Ce dernier bâilla et se blottit contre Phoebe, sans réagir le moins du monde.

- Avec les ondes des écrans, ça fonctionne moins bien. Ou alors, il est allergique aux ados.

Un vrombissement retentit devant le Central Cats. Joey avait réussi à convaincre Nath de conduire, mais celui-ci ne semblait absolument pas rassuré. Ses amis, non plus. Ross demanda, perplexe :

- Tu sais au moins ce que tu dois faire ?

- Bien sûr ! Si je vois une ado qui ressemble à une ado… je fonce !

Nath s’agrippa un peu plus à Joey, livide.

- Euh… on n’est peut-être pas obligés de foncer, si ?

- T’inquiète, je gère. Je suis père maintenant : j’ai le sens des responsabilités.

C’est précisément à ce moment-là que le scooter démarra d’un coup… et finit cent mètres plus loin, encastré dans des poubelles. Père et fils se relevèrent et Joey hurla, dans un grand sourire :

- C’est bon ! Rien de cassé ! On y retourne !

- Et on critique ma façon de conduire le taxi de grand-mère, soupira Phoebe. Bon, Mike, on y va ? Je sens que Bouli a une forme d’intuition, dit-elle en désignant le chat qui… n’avait pas bougé d’un poil.

Monica leva son Talkie-Walkie, solennelle :

- Bon. Canal trois pour tout le monde. On se met en route et…

Un grésillement atroce retentit. Puis la voix de Joey :

- Test… Test ! Pourquoi j’entends ma propre respiration ?

- Joey, tu appuies sur tous les boutons ! gronda Monica.

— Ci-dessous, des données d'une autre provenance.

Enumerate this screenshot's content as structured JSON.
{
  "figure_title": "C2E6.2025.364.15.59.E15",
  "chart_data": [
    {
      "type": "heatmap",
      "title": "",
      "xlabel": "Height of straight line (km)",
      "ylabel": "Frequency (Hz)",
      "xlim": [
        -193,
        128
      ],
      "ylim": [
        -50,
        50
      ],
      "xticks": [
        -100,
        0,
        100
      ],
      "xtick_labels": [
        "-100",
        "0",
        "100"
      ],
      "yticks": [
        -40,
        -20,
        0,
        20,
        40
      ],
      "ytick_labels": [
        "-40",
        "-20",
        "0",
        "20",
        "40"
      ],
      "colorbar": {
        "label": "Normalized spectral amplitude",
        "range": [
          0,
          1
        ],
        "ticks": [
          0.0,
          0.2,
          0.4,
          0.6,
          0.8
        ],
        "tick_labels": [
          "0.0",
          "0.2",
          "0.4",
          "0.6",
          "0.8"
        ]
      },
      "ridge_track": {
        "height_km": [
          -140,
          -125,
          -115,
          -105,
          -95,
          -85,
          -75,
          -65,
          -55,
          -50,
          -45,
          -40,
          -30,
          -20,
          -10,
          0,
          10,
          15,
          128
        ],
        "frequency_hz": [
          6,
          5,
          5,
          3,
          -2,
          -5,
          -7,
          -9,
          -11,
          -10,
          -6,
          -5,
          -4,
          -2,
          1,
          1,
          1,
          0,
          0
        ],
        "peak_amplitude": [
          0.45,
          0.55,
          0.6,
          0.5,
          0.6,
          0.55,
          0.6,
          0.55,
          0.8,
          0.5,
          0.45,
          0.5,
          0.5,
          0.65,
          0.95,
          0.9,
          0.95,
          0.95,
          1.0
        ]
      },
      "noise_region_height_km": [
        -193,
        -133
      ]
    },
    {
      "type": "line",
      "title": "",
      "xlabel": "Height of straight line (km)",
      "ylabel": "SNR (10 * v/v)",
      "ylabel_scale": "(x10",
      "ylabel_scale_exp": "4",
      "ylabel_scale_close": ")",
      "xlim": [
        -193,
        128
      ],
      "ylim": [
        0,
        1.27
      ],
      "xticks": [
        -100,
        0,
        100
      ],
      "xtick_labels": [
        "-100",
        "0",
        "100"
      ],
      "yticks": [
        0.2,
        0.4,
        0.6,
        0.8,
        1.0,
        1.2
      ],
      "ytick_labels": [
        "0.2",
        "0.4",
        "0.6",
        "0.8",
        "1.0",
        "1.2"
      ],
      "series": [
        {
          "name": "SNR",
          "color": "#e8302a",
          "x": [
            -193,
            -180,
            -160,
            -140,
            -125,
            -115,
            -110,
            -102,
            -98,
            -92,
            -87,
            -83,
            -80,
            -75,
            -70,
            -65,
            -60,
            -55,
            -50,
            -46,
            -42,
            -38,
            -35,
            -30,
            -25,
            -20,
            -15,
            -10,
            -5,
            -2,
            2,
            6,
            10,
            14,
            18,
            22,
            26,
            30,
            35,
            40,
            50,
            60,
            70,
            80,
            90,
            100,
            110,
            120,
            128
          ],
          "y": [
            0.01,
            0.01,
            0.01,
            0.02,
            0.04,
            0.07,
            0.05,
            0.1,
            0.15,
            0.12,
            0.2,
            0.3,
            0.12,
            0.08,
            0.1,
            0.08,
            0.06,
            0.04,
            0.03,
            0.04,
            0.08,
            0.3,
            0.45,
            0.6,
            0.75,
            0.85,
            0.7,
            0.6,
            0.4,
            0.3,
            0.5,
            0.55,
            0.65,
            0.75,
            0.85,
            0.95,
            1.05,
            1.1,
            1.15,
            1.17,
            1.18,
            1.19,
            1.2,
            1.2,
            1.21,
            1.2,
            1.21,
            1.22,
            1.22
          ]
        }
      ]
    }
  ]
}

- Ah, c’est pour ça que ça chauffe ?

Rachel leva un bras, excédée :

- Écoutez... Dans les films d’horreur, les amis se séparent toujours après un truc dramatique. Et on sait comment ça se termine… Avec les poubelles, on l’a notre indice, non ?

Monica explosa :

- Et sinon, tu veux retrouver ta fille, OUI ou NON ?

Et sans attendre la réponse de Rachel, tétanisée :

- Donc, on y va ! Et plus vite que ça. Ross et Rachel, zone bleue. Phoebe et Mike, zone grise. Et nous deux Chandler. Zone jaune. Puisse le sort vous être favorable… Et que le meilleur gagne !

- C’est PAS une compétition, Monica ! maugréa Chandler.

- C’est TOUJOURS une compétition !

Et chacun partit vers la zone qui lui avait été attribuée.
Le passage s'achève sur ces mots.